The Day AILA Came
- Manognya Bethapudi

- Apr 24, 2015
- 19 min read
Prologue
Fifty-year-old Mr. Basu stretched in his easy chair. The whiff of the coffee beans called out to him as he picked up his newspaper, ‘The Tribune’. Though the aroma of the coffee was ambrosial, it never reached his lips as the coffee mug came crashing down. Mr. Monotosh Basu read the deadly headline, “Cyclone AILA Swallows Coastal West Bengal”

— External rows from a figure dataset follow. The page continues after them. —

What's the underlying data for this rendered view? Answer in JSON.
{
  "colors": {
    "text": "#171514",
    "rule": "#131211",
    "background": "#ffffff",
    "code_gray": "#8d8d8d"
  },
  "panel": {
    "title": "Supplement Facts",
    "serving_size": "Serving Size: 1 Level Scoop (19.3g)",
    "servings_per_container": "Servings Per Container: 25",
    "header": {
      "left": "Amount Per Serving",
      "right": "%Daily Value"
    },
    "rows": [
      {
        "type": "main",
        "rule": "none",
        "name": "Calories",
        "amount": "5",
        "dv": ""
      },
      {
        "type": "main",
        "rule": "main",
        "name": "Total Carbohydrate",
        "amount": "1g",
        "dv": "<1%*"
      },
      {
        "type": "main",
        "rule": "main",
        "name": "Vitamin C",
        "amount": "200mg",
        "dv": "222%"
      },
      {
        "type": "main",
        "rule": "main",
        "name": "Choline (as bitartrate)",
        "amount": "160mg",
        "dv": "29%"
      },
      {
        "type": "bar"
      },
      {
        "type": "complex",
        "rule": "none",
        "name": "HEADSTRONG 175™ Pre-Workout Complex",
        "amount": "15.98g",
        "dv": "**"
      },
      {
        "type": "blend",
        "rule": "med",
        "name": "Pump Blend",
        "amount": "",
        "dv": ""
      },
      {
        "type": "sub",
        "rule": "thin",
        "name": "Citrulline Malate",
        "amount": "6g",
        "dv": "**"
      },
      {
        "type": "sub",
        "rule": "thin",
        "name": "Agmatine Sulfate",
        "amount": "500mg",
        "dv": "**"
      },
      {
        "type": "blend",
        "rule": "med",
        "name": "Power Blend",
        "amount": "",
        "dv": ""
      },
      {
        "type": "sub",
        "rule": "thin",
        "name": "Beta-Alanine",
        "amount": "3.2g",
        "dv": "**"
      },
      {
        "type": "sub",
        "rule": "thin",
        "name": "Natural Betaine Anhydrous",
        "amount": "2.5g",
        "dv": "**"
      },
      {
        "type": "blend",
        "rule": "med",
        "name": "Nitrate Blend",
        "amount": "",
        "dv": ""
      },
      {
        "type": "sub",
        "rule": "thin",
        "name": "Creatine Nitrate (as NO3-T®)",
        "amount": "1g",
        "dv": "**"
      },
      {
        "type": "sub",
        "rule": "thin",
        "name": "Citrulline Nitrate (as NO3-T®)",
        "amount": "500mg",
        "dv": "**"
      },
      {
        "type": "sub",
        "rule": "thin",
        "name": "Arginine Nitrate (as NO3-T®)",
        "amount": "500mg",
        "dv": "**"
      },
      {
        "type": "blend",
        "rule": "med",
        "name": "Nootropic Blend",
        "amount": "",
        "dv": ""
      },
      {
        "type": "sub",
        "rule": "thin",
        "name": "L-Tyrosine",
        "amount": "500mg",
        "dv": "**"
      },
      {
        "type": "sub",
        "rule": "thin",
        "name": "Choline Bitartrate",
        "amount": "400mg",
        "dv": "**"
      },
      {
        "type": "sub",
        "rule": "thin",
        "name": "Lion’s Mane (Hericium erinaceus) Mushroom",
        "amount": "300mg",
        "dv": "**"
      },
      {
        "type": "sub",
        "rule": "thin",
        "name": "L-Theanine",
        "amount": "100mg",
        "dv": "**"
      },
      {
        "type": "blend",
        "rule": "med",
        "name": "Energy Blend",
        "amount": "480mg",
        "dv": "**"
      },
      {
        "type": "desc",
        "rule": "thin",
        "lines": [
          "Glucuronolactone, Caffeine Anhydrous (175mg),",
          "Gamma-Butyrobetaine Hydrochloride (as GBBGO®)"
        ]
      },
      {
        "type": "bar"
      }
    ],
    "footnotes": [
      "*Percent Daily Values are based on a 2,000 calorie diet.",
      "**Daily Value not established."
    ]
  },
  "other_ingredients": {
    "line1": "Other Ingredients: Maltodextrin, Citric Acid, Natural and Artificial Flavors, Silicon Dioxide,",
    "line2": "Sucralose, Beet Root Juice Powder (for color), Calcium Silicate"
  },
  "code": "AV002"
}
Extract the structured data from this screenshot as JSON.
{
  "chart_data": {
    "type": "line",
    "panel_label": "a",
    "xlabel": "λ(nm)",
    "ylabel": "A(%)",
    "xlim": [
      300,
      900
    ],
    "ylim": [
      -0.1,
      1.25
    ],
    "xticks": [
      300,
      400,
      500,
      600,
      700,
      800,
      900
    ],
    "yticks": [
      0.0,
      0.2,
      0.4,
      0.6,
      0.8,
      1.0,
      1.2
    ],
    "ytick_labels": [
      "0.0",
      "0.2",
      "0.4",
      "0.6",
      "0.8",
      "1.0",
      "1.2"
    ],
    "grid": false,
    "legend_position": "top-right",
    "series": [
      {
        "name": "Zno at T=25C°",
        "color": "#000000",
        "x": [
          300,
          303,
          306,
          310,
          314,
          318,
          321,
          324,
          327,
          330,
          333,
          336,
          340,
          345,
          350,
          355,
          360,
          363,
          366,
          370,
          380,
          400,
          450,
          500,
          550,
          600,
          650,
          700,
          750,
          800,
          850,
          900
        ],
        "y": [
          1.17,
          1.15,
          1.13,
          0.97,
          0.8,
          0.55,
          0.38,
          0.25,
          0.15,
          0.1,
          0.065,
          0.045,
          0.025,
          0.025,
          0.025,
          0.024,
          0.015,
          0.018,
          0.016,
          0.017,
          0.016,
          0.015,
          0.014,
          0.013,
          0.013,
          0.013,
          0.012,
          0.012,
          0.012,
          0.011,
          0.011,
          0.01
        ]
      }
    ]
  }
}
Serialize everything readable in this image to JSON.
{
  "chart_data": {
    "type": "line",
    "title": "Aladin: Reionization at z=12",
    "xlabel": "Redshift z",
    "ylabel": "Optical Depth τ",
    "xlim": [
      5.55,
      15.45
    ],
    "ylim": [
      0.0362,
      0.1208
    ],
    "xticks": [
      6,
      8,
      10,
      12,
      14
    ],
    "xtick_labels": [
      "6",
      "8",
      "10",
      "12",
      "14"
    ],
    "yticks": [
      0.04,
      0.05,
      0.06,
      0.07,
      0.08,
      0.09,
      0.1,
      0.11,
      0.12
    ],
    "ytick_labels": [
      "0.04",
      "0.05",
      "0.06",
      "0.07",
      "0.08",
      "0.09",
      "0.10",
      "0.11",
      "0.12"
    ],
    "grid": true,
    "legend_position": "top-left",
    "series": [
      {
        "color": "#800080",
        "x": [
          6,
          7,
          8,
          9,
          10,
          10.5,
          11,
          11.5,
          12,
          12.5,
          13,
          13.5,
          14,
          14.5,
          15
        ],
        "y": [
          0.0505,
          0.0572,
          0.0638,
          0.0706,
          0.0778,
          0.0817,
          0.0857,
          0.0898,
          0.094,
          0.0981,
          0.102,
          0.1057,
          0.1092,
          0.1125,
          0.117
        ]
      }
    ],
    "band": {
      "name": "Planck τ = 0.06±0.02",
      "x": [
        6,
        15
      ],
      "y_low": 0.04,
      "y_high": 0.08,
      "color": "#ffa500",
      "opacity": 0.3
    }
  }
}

That very moment, he understood what it felt like when the heart stops beating and when the brain stops thinking.

Part I
11.55 pm
The green waters of the creeks move slowly aided by a gentle breeze and guided by the pale moonlight. The swampy, marshy land looks darker and greener than ever. Life is almost at a standstill. Time stops in this liquid Eden, in Bhatir-desh, Tide-country, Sundarbans. Even in the seemingly tranquil surroundings, danger lurks in the form of green shining eyes of tigers peeping through the branches of the mangroves and crocodiles gliding away in the placid waters.
These omnipresent dangers are nowhere near the dangers the Tide-country is soon to face.
The predators who prey on the bountiful fauna of this fragile ecosystem will soon be preyed upon because, in the face of Nature’s fury, predator and prey are both alike.